读取Mysql方法见:
有这样一个需求,读取mysql某一个表某一天数据;
String beginTime = day+ " 00:00:00";
String endTime = day + " 23:59:59";
Dataset<Row> jdbcTable=spark.read().format("jdbc")
.option("url", PropertiesConfig.URL)
.option("dbtable",tableName)
.option("user",PropertiesConfig.USERNAME)

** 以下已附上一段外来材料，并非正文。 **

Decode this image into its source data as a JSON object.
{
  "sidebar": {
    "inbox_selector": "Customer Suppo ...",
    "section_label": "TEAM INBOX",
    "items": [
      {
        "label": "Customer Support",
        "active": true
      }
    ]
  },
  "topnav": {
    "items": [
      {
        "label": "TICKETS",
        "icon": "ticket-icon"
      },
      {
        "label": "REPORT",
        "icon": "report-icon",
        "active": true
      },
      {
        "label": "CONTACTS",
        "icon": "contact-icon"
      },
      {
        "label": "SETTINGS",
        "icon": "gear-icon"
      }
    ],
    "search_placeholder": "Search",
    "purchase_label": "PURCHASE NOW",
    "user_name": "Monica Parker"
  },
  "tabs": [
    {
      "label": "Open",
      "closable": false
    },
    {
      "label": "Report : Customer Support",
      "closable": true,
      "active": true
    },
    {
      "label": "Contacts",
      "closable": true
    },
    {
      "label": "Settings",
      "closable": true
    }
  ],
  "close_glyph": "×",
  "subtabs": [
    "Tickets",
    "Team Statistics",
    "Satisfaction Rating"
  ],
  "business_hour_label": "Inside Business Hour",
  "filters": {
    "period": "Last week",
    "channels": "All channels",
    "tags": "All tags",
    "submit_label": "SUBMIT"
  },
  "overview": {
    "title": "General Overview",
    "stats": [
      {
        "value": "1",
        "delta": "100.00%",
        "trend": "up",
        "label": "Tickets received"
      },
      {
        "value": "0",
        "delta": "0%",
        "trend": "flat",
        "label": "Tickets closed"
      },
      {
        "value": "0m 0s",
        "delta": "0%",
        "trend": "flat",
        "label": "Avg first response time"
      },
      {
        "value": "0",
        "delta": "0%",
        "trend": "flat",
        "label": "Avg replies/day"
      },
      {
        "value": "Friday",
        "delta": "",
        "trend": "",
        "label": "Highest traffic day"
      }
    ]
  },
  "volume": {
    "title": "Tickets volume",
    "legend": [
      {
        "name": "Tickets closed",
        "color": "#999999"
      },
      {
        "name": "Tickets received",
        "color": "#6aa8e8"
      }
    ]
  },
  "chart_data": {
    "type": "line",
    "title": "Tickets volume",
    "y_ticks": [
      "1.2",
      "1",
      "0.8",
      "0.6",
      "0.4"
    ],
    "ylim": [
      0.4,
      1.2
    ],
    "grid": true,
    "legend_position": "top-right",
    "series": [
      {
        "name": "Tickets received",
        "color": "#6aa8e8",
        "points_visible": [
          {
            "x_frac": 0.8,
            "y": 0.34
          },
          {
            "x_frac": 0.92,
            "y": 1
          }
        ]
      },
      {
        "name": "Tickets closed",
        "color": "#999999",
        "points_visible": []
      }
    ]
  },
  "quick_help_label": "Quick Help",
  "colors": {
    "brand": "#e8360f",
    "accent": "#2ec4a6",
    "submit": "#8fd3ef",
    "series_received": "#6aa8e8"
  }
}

.option("password",PropertiesConfig.PASSWORD).load().filter("create_time between '"+beginTime+"' and '"+endTime+"'");
发现spark是把所有该tableName所有数据load进spark再filter,速率很慢.
所以想,是否提前过滤, 终于找到方法:
String tableName= "(select * from device_info where create_time between '"+ beginTime + "' and '" + endTime + "' ) as device_time_filter";
Dataset<Row> jdbcTable=spark.read().format("jdbc")
.option("url", PropertiesConfig.URL)
.option("dbtable",tableName)
.option("user",PropertiesConfig.USERNAME)
.option("password",PropertiesConfig.PASSWORD).load().
只要在该mysql表的create_time建index,效率快很多.
原理就是先从mysql 先过滤读device_info 张表重命名为device_time_filter.